If this trend continues, we may see a situation within the next 12 months in which the news won't be that there is just one carrier on several ACA exchanges. Rather, the news may be that there are no carriers on certain exchanges and the policies being offered by those remaining are beyond reach for many applicants. Should that day come, the issue of what it will take to keep carriers in the game and who pays the bill will likely move to the top of the political agenda.
That brings us to another revelation from the first 100 days. What do several influential think tanks on both the right and left, the House Republican leadership, and the Wall Street Journal editorial board have in common? The desire to eliminate the ability of employers to deduct the cost of providing health care to their employees. This means that if health care and/or tax reform legislation ever emerges from Congress, there is a chance that the deductibility of health care will be significantly eroded or eliminated. After all, if the CSR subsidies are to continue, the bill must be paid and what pockets are within reach?
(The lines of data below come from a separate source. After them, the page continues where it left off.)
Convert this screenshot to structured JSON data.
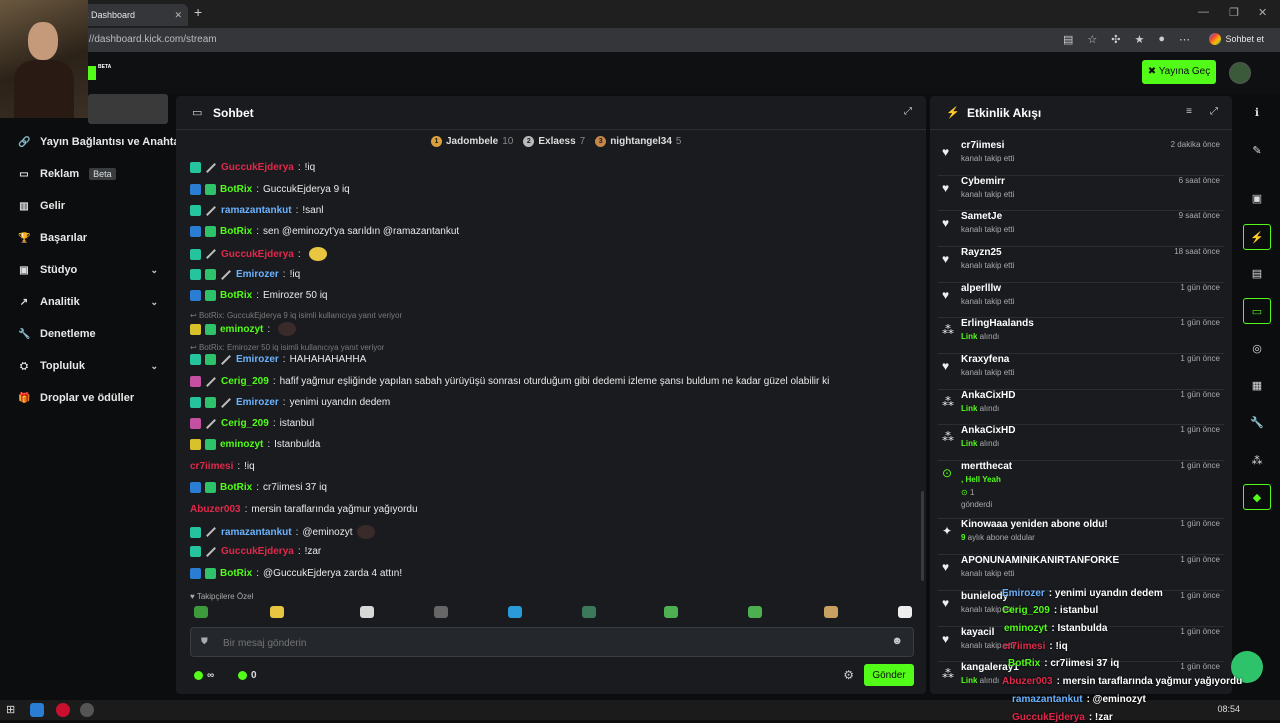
{
  "browser": {
    "tab_title": "k Dashboard",
    "tab_close": "✕",
    "new_tab": "+",
    "url": "://dashboard.kick.com/stream",
    "profile_label": "Sohbet et"
  },
  "appbar": {
    "beta": "BETA",
    "go_live_label": "Yayına Geç"
  },
  "sidebar": {
    "items": [
      {
        "label": "Yayın Bağlantısı ve Anahtarı",
        "icon": "link-icon"
      },
      {
        "label": "Reklam",
        "badge": "Beta",
        "icon": "ad-icon"
      },
      {
        "label": "Gelir",
        "icon": "wallet-icon"
      },
      {
        "label": "Başarılar",
        "icon": "trophy-icon"
      },
      {
        "label": "Stüdyo",
        "icon": "studio-icon",
        "chevron": true
      },
      {
        "label": "Analitik",
        "icon": "chart-icon",
        "chevron": true
      },
      {
        "label": "Denetleme",
        "icon": "wrench-icon"
      },
      {
        "label": "Topluluk",
        "icon": "community-icon",
        "chevron": true
      },
      {
        "label": "Droplar ve ödüller",
        "icon": "gift-icon"
      }
    ]
  },
  "chat": {
    "title": "Sohbet",
    "leaders": [
      {
        "rank": "1",
        "name": "Jadombele",
        "count": "10"
      },
      {
        "rank": "2",
        "name": "Exlaess",
        "count": "7"
      },
      {
        "rank": "3",
        "name": "nightangel34",
        "count": "5"
      }
    ],
    "messages": [
      {
        "user": "GuccukEjderya",
        "color": "#e0294a",
        "text": " !iq"
      },
      {
        "user": "BotRix",
        "color": "#53fc18",
        "text": " GuccukEjderya 9 iq"
      },
      {
        "user": "ramazantankut",
        "color": "#6ab3ff",
        "text": " !sanl"
      },
      {
        "user": "BotRix",
        "color": "#53fc18",
        "text": " sen @eminozyt'ya sarıldın @ramazantankut"
      },
      {
        "user": "GuccukEjderya",
        "color": "#e0294a",
        "text": " "
      },
      {
        "user": "Emirozer",
        "color": "#6ab3ff",
        "text": " !iq"
      },
      {
        "user": "BotRix",
        "color": "#53fc18",
        "text": " Emirozer 50 iq"
      },
      {
        "user": "eminozyt",
        "color": "#53fc18",
        "text": " "
      },
      {
        "user": "Emirozer",
        "color": "#6ab3ff",
        "text": " HAHAHAHAHHA"
      },
      {
        "user": "Cerig_209",
        "color": "#53fc18",
        "text": " hafif yağmur eşliğinde yapılan sabah yürüyüşü sonrası oturduğum gibi dedemi izleme şansı buldum ne kadar güzel olabilir ki"
      },
      {
        "user": "Emirozer",
        "color": "#6ab3ff",
        "text": " yenimi uyandın dedem"
      },
      {
        "user": "Cerig_209",
        "color": "#53fc18",
        "text": " istanbul"
      },
      {
        "user": "eminozyt",
        "color": "#53fc18",
        "text": " Istanbulda"
      },
      {
        "user": "cr7iimesi",
        "color": "#e0294a",
        "text": " !iq"
      },
      {
        "user": "BotRix",
        "color": "#53fc18",
        "text": " cr7iimesi 37 iq"
      },
      {
        "user": "Abuzer003",
        "color": "#e0294a",
        "text": " mersin taraflarında yağmur yağıyordu"
      },
      {
        "user": "ramazantankut",
        "color": "#6ab3ff",
        "text": " @eminozyt"
      },
      {
        "user": "GuccukEjderya",
        "color": "#e0294a",
        "text": " !zar"
      },
      {
        "user": "BotRix",
        "color": "#53fc18",
        "text": " @GuccukEjderya zarda 4 attın!"
      }
    ],
    "replies": [
      "BotRix: GuccukEjderya 9 iq isimli kullanıcıya yanıt veriyor",
      "BotRix: Emirozer 50 iq isimli kullanıcıya yanıt veriyor"
    ],
    "emote_label": "Takipçilere Özel",
    "input_placeholder": "Bir mesaj gönderin",
    "stat_infinity": "∞",
    "stat_count": "0",
    "send_label": "Gönder"
  },
  "feed": {
    "title": "Etkinlik Akışı",
    "events": [
      {
        "name": "cr7iimesi",
        "desc": "kanalı takip etti",
        "time": "2 dakika önce",
        "icon": "heart-icon"
      },
      {
        "name": "Cybemirr",
        "desc": "kanalı takip etti",
        "time": "6 saat önce",
        "icon": "heart-icon"
      },
      {
        "name": "SametJe",
        "desc": "kanalı takip etti",
        "time": "9 saat önce",
        "icon": "heart-icon"
      },
      {
        "name": "Rayzn25",
        "desc": "kanalı takip etti",
        "time": "18 saat önce",
        "icon": "heart-icon"
      },
      {
        "name": "alperlllw",
        "desc": "kanalı takip etti",
        "time": "1 gün önce",
        "icon": "heart-icon"
      },
      {
        "name": "ErlingHaalands",
        "desc_g": "Link",
        "desc": " alındı",
        "time": "1 gün önce",
        "icon": "drop-icon"
      },
      {
        "name": "Kraxyfena",
        "desc": "kanalı takip etti",
        "time": "1 gün önce",
        "icon": "heart-icon"
      },
      {
        "name": "AnkaCixHD",
        "desc_g": "Link",
        "desc": " alındı",
        "time": "1 gün önce",
        "icon": "drop-icon"
      },
      {
        "name": "AnkaCixHD",
        "desc_g": "Link",
        "desc": " alındı",
        "time": "1 gün önce",
        "icon": "drop-icon"
      },
      {
        "name": "mertthecat",
        "desc_g": ", Hell Yeah",
        "desc": "",
        "extra": "1",
        "extra2": "gönderdi",
        "time": "1 gün önce",
        "icon": "kicks-icon"
      },
      {
        "name": "Kinowaaa yeniden abone oldu!",
        "desc_g": "9",
        "desc": " aylık abone oldular",
        "time": "1 gün önce",
        "icon": "star-icon"
      },
      {
        "name": "APONUNAMINIKANIRTANFORKE",
        "desc": "kanalı takip etti",
        "time": "1 gün önce",
        "icon": "heart-icon"
      },
      {
        "name": "bunielody",
        "desc": "kanalı takip etti",
        "time": "1 gün önce",
        "icon": "heart-icon"
      },
      {
        "name": "kayacil",
        "desc": "kanalı takip etti",
        "time": "1 gün önce",
        "icon": "heart-icon"
      },
      {
        "name": "kangaleray1",
        "desc_g": "Link",
        "desc": " alındı",
        "time": "1 gün önce",
        "icon": "drop-icon"
      }
    ]
  },
  "overlay": [
    {
      "user": "Emirozer",
      "color": "#6ab3ff",
      "text": ": yenimi uyandın dedem"
    },
    {
      "user": "Cerig_209",
      "color": "#53fc18",
      "text": ": istanbul"
    },
    {
      "user": "eminozyt",
      "color": "#53fc18",
      "text": ": Istanbulda"
    },
    {
      "user": "cr7iimesi",
      "color": "#e0294a",
      "text": ": !iq"
    },
    {
      "user": "BotRix",
      "color": "#53fc18",
      "text": ": cr7iimesi 37 iq"
    },
    {
      "user": "Abuzer003",
      "color": "#e0294a",
      "text": ": mersin taraflarında yağmur yağıyordu"
    },
    {
      "user": "ramazantankut",
      "color": "#6ab3ff",
      "text": ": @eminozyt"
    },
    {
      "user": "GuccukEjderya",
      "color": "#e0294a",
      "text": ": !zar"
    }
  ],
  "taskbar": {
    "clock": "08:54"
  }
}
In view of the above, HR leaders might spend time imagining a world in which companies can no longer deduct the funds they utilize to provide health care to employees, their dependents and retirees. Yes, the employer community and organized labor will fight hard to preserve the deductibility, but there will be forces fighting just as hard to ensure the subsidies remain and are fully funded.
Specifically, you may wish to assess what the financial impact on the company would be should deductibility be removed. How large would be the impact? Would your company pay the taxes and continue business as usual? Or would it fundamentally reconsider how health care would be provided? How might your peers and competitors respond? If a reconsideration were undertaken, what options would you have on the table? Is there a change in public policy that might help you mitigate the impact of the loss of deductibility? Would that change be attractive to your peers such that it ought to be on the table during the debate and pushed hard by the employer community? And finally, where does your company ultimately want to be with respect to health care?
While there is time to begin this thought process, employers should have a clear vision by the time the Senate receives a House bill. While many unexpected things have happened over the past few months, it is hard to imagine Republicans going into the 2018 midterms with nothing to show on health care other than a few ACA regulation revisions. Therefore, we should assume the Senate will take up health care legislation before then, and it is in the Senate where the future of employer provided care may be decided. How will you be positioned in that debate?